5. Scan the candidates; whenever Ai·100 % S ≠ 0 (meaning ri had a fractional part) and D > 0, do Pi++ and decrement D.  
6. After this pass, if D > 0, it means there were fewer fractional parts than needed ⇒ print “No solution”. Otherwise print the array P.

This runs in O(N) time and uses O(N) memory.
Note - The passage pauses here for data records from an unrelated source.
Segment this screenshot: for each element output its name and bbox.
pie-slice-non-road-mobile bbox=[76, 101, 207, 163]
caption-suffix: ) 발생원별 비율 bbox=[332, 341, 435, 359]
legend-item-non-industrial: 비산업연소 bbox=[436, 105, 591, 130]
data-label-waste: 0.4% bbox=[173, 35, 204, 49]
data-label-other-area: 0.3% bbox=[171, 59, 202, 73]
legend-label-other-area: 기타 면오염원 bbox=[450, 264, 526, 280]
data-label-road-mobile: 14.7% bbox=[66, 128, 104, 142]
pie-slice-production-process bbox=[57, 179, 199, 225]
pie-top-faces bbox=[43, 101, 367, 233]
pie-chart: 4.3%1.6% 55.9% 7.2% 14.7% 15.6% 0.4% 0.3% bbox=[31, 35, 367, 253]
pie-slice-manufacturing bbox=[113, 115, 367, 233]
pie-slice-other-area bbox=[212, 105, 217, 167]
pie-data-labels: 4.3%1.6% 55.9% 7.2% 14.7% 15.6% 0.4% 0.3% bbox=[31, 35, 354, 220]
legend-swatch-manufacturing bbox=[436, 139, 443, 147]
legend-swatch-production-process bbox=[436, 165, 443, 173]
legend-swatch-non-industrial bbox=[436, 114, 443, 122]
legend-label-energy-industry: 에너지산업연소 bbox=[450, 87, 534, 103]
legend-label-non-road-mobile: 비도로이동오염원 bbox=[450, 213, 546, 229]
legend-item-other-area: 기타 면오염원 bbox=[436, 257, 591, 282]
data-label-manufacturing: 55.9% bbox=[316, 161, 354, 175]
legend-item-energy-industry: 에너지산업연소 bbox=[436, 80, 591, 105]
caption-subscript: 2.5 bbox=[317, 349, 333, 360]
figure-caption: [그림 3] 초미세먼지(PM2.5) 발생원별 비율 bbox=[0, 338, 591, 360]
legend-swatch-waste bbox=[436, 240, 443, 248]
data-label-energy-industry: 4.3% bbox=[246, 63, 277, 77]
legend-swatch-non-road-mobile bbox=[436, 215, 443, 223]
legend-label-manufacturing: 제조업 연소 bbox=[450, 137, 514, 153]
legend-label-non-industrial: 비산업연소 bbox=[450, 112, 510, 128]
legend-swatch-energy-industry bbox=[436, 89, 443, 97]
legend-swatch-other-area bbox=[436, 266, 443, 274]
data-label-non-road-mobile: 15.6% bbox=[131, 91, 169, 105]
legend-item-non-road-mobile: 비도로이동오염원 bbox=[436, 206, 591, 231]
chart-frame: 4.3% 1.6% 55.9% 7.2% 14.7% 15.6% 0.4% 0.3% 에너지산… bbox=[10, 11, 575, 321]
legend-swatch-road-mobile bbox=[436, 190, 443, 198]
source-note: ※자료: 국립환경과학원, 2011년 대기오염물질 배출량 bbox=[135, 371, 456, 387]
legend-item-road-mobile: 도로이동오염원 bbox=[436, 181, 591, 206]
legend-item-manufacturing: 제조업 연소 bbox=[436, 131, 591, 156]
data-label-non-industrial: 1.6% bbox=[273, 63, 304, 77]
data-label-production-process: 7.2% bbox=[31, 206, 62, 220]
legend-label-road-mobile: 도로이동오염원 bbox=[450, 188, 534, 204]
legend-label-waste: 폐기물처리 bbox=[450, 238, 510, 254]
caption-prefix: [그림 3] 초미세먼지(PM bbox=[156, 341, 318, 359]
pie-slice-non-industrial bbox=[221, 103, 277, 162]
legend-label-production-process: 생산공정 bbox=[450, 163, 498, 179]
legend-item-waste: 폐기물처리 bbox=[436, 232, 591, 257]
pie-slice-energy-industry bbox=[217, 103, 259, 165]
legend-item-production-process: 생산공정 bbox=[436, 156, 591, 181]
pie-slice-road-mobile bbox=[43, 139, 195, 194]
4. C++ implementation with detailed comments  
```cpp
#include <bits/stdc++.h>
using namespace std;

int main() {
    ios::sync_with_stdio(false);
    cin.tie(nullptr);

    int N;
    if (!(cin >> N)) return 0;

    vector<int> A(N);
    for (int i = 0; i < N; i++) {
        cin >> A[i];
    }

    // Total votes
    long long S = 0;
    for (int x : A) S += x;

    // If no votes were cast, no valid percentages
    if (S == 0) {
        cout << "No solution\n";
        return 0;
    }

    // Step 1: compute floors of exact percentages
    vector<int> P(N);
    long long sumP = 0;  // this will be F = sum of floors
    for (int i = 0; i < N; i++) {
        // floor of (A[i]*100)/S
        P[i] = int((A[i] * 100LL) / S);
        sumP += P[i];
    }

    // Step 2: how many percentage points remain to reach 100
    int D = int(100 - sumP);
    // Step 3: distribute these D points to those with fractional parts
    for (int i = 0; i < N && D > 0; i++) {
        // check if the exact percentage had a fractional part:
        // A[i]*100 % S != 0
        if ((A[i] * 100LL) % S != 0) {
            P[i]++;  // round up this candidate
            D--;
        }
    }

    // If we still have a deficit, no solution exists
    if (D != 0) {
        cout << "No solution\n";
        return 0;
    }

    // Otherwise print the resulting percentages
    for (int i = 0; i < N; i++) {
        if (i) cout << ' ';
        cout << P[i];
    }
    cout << '\n';
    return 0;
}
```

5. Python implementation with detailed comments  
```python
import sys

def main():
    data = sys.stdin.read().strip().split()
    if not data:
        return
    it = iter(data)
    n = int(next(it))
    A = [int(next(it)) for _ in range(n)]

    S = sum(A)
    # If total votes is zero, we cannot form valid percentages
    if S == 0:
        print("No solution")
        return

    # Step 1: compute floor percentages and running sum
    P = []
    sumP = 0
    for votes in A:
        val = (votes * 100) // S
        P.append(val)
        sumP += val

    # Step 2: compute how many points we need to add
    D = 100 - sumP

    # Step 3: find candidates whose exact percentage was non-integer
    # and round up as long as we need points
    for i, votes in enumerate(A):
        if D == 0:
            break
        if (votes * 100) % S != 0:
            P[i] += 1
            D -= 1

    # If after that we still need points, no solution
    if D != 0:
        print("No solution")
    else:
        # Otherwise output the percentages
        print(*P)

if __name__ == "__main__":
    main()
```

Explanation summary:  
- We first take the floor of each exact percentage and note the total F.  
- We need to distribute (100−F) extra points. Only candidates whose exact percentage was not an integer can gain +1 without violating the rounding requirement.  
- If there are enough such candidates, we succeed; otherwise, we report “No solution.”